Bad Transportation News, Part 1
A proposal in the state legislature that would allow the city council or voters to decide between two alternatives for replacing the Alaskan Way Viaduct is bad news for those, like the People’s Waterfront Coalition (currently getting good press in the Times), who want the city and state to at least study a third, no-highway alternative. (The viaduct will be shut down for at least four years during construction anyway: Proof, the PWC argues, that we can live without it permanently.)
Narrowing the choice to two alternatives—the mayor’s $4 billion-plus Big Dig-style tunnel and a rebuilt, 50-percent-wider elevated viaduct—effectively eliminates the no-highway alternative from the debate.

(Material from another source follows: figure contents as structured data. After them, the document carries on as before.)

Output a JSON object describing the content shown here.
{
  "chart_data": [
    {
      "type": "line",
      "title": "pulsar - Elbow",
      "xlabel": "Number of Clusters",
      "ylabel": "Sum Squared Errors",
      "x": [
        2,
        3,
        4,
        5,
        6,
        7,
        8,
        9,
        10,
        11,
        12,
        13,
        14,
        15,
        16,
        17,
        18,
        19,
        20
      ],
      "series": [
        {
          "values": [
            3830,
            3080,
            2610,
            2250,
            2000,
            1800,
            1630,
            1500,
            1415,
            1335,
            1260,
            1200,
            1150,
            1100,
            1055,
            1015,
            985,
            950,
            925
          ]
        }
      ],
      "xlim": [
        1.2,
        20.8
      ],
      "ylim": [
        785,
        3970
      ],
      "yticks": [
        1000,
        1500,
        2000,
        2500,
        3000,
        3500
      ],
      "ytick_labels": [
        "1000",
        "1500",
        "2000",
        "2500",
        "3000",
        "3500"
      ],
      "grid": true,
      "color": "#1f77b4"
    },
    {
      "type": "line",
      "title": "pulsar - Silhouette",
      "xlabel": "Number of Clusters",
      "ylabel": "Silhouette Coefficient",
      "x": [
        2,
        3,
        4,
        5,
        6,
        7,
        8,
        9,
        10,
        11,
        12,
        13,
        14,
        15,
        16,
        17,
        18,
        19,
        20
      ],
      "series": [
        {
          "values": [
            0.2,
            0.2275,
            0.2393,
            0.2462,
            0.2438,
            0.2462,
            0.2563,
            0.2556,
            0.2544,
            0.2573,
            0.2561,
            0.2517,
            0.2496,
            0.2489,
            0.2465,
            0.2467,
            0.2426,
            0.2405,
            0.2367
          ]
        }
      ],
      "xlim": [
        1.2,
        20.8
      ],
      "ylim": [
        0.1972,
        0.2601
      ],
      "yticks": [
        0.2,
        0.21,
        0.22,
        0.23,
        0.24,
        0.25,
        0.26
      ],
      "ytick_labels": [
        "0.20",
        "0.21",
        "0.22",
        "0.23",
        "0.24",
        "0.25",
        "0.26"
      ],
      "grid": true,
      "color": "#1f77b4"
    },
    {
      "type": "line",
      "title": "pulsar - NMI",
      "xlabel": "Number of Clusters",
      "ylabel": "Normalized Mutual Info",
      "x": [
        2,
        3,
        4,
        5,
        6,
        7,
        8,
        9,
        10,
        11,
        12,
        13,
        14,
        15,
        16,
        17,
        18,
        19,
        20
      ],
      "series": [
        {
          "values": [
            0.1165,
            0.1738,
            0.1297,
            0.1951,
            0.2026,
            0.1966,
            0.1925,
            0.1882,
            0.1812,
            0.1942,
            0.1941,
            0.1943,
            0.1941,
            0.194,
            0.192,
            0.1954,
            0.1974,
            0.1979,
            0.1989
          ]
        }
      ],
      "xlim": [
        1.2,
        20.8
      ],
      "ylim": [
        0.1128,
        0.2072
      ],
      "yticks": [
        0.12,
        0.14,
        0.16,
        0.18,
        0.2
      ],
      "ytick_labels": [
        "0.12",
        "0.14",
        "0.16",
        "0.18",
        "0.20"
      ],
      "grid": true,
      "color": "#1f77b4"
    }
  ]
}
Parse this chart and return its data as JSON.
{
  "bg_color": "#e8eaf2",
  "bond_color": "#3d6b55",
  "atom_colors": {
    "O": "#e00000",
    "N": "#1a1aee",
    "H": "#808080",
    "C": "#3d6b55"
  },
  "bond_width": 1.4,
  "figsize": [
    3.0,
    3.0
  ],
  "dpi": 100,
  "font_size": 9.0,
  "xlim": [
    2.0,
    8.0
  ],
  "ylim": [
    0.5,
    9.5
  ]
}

A public vote on the viaduct is a bad idea anyway. The debate about how to replace the crumbling viaduct is complex, and misinformation about the alternatives is rampant. How many people know, for example, that the mayor’s “tunnel” would dump six lanes of elevated traffic straight into the north end of Pike Place Market, ruining one of Seattle’s most beloved landmarks? Or that a rebuilt viaduct would actually be 25 feet wider than the current structure, and include eight-foot-wide columns and taller guard rails, eliminating West Seattle commuters’ beloved views? Giving ill-informed voters the choice between two bad alternatives, and spending billions based on that choice, is lousy public policy.